Seul problème, l’opéra, ce n’est pas que du théâtre, et dans le premier acte le rôle-titre semble à la peine. Svetla Vassileva est dotée d’un physique avenant, gracieux et juvénile, et elle semble à son aise sur les planches. C’est la voix qui pose problème, tant le chant est dépourvu de la souplesse du ramage de Butterfly, Fatigue passagère que la chanteuse cherche à compenser en forçant ? Il est vrai que la vaillance de Teodor Ilincai, au registre aigu très sûr, exprime sans réserve la santé d’un corps robuste, la relative rareté des nuances découlant de la nature frustre d’un jeune homme étranger aux délicatesses du sentiment. La solidité et la gravité des accents de Sharpless sont bien celles de l’homme responsable en qui la fonction n’a pas étouffé la sensibilité, et Paulo Szot les fait entendre et voir magistralement. S’il est des Suzuki aux graves plus spectaculaires, celle de Cornelia Oncioiu conquiert par une musicalité exempte d’effets grossissants qui donne au personnage de la suivante un charme et une dignité rares. Ce dosage équilibré entre effronterie et servilité, Rodolphe Briand en Goro le réalise avec une maestria légère qui rendrait presque sympathique cet ignoble commerçant. Somme toute, les qualités des uns compensent les limites de l’autre.
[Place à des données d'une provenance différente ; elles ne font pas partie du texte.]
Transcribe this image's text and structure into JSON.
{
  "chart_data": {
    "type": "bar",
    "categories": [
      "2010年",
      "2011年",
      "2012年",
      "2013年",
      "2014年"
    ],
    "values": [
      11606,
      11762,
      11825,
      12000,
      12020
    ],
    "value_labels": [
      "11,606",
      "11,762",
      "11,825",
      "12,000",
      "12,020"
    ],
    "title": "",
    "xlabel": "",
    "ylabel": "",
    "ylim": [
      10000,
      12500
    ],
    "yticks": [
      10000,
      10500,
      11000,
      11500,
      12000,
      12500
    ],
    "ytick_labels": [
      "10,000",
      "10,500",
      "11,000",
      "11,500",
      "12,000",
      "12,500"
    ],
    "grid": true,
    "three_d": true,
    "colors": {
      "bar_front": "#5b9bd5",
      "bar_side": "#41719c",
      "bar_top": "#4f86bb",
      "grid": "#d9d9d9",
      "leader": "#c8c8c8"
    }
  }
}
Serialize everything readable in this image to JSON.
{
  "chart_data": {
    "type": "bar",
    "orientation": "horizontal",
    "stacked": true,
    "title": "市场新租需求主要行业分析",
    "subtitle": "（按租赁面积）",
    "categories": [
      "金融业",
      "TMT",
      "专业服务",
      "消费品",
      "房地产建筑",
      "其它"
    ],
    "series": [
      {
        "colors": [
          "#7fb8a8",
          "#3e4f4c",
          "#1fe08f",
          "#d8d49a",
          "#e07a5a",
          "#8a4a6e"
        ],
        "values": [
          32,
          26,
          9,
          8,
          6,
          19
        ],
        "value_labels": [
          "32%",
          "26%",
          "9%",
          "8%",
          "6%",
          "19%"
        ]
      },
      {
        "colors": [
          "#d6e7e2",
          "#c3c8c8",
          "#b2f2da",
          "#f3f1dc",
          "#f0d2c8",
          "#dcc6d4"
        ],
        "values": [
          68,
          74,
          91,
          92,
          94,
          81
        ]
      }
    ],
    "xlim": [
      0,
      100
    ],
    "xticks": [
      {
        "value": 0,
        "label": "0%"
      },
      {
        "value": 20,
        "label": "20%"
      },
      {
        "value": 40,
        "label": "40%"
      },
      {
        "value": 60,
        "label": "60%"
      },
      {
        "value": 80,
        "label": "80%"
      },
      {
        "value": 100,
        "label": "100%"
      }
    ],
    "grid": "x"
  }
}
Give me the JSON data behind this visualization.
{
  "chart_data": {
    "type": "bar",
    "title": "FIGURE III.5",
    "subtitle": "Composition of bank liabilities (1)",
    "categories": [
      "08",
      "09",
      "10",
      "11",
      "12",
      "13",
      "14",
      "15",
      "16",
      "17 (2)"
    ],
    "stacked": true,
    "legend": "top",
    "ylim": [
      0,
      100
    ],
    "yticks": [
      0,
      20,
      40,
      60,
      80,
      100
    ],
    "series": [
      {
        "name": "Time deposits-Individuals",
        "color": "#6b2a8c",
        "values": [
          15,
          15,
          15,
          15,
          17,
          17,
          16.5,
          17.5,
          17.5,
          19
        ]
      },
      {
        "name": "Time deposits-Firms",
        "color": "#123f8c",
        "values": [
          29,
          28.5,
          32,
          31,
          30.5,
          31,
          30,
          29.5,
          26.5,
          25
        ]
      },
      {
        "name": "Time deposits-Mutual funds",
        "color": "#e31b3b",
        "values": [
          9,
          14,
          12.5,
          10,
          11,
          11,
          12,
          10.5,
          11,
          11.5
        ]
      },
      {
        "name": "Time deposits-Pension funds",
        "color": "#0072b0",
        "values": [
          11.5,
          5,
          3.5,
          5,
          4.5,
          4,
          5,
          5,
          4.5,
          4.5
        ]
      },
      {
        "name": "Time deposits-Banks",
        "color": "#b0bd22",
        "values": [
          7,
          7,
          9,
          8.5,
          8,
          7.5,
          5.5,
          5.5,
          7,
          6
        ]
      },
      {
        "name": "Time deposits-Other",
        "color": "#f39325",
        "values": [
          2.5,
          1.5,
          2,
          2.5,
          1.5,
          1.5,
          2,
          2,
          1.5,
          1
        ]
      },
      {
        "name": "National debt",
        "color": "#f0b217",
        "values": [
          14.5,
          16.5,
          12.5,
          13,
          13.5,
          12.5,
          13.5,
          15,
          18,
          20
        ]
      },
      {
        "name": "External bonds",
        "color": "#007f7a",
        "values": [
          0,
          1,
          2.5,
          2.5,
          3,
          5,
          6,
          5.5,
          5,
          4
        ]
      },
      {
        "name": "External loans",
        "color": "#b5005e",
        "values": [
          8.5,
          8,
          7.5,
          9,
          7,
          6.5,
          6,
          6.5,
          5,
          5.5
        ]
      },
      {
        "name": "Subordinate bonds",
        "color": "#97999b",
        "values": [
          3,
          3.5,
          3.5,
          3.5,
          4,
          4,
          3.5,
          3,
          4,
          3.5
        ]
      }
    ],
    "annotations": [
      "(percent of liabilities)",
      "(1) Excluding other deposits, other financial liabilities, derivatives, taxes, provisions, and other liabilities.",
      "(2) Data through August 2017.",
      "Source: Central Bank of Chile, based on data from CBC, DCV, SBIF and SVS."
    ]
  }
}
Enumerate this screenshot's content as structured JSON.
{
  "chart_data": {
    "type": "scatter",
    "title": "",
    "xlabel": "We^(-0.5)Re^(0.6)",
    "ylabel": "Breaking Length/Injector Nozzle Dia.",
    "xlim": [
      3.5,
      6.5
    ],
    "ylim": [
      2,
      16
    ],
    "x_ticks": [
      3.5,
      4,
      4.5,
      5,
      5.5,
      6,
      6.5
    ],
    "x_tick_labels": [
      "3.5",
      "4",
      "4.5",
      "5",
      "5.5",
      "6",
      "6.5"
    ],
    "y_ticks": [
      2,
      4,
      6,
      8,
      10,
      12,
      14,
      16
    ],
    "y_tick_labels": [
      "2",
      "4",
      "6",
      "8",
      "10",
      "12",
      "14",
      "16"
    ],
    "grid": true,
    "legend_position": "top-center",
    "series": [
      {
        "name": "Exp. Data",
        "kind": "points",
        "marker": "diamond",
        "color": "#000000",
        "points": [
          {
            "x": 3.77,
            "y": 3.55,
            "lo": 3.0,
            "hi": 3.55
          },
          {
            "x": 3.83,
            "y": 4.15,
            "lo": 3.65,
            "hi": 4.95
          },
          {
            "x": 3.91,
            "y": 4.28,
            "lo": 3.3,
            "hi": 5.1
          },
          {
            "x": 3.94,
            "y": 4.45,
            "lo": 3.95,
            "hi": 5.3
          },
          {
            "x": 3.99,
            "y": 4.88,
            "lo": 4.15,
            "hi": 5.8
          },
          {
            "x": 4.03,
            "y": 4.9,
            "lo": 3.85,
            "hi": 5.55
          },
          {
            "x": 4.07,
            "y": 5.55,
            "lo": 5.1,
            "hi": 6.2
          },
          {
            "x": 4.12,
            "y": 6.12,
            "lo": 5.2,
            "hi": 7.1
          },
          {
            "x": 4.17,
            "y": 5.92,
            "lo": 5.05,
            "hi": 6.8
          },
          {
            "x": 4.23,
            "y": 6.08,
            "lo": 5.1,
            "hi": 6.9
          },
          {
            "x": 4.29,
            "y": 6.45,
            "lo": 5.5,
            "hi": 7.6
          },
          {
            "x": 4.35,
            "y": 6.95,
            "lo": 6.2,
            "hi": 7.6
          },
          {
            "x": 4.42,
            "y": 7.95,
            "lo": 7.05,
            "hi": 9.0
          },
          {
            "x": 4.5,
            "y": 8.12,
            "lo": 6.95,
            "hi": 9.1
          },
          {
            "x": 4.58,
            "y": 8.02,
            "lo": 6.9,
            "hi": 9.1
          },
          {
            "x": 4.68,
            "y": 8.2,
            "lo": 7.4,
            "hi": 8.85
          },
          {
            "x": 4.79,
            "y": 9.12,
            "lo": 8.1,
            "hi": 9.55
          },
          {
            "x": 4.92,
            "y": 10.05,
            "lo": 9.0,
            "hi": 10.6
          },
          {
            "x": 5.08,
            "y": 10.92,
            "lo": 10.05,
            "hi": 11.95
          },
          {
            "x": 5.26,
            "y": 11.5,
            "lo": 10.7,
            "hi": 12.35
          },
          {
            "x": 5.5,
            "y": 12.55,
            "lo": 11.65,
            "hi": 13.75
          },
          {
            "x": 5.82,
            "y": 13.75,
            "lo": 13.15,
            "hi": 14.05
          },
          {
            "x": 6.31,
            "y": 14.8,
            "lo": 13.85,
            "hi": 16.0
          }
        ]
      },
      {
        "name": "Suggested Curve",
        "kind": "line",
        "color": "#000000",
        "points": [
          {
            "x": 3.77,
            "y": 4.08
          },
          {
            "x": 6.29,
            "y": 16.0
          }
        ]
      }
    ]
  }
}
Basile Mélis (Douleur) et Svetla vassileva (Cio-Cio San) © Christian Dresse
Mystères de l’être humain ! Après l’entracte, la voix de Svetla Vassileva n’a pas changé mais elle semble moins raide, moins tendue. La zone grave est toujours aussi peu sonore, mais le chant a gagné en fluidité. Cessant d’être l’émission crispée d’une chanteuse en train de remplir un contrat, il va devenir l’âme de la malheureuse qui se cramponne bravement, désespérément, à ses illusions. Il en sera ainsi jusqu’à la fin et du coup, animé par l’engagement théâtral déjà mentionné, le spectacle va décoller, la représentation en matinée devenant enfin le drame qu’elle avait pour sujet. Jusque-là tenue à distance l’émotion peut enfin affluer et l’écoute passive du spectateur se transformer en vibrante connivence. Même le riche Yamadori sobrement incarné par Camille Tresmontant semblera sincèrement meurtri par les refus de Cio-Cio San. Touchante aussi la brève intervention de Jennifer Michel en Kate Pinkerton. Peu convaincants pour nous pendant la noce, les chœurs enchantent à la fin du deuxième acte, dans l’air à bouches fermées auquel l’effet de lointain donne une douceur et une mélancolie poignantes, ainsi que dans le chant des mariniers du troisième acte. On ne saurait enfin passer sous silence la performance du garçonnet qui incarne le fils de Pinkerton et Butterfly avec une sûreté digne d’un professionnel aguerri.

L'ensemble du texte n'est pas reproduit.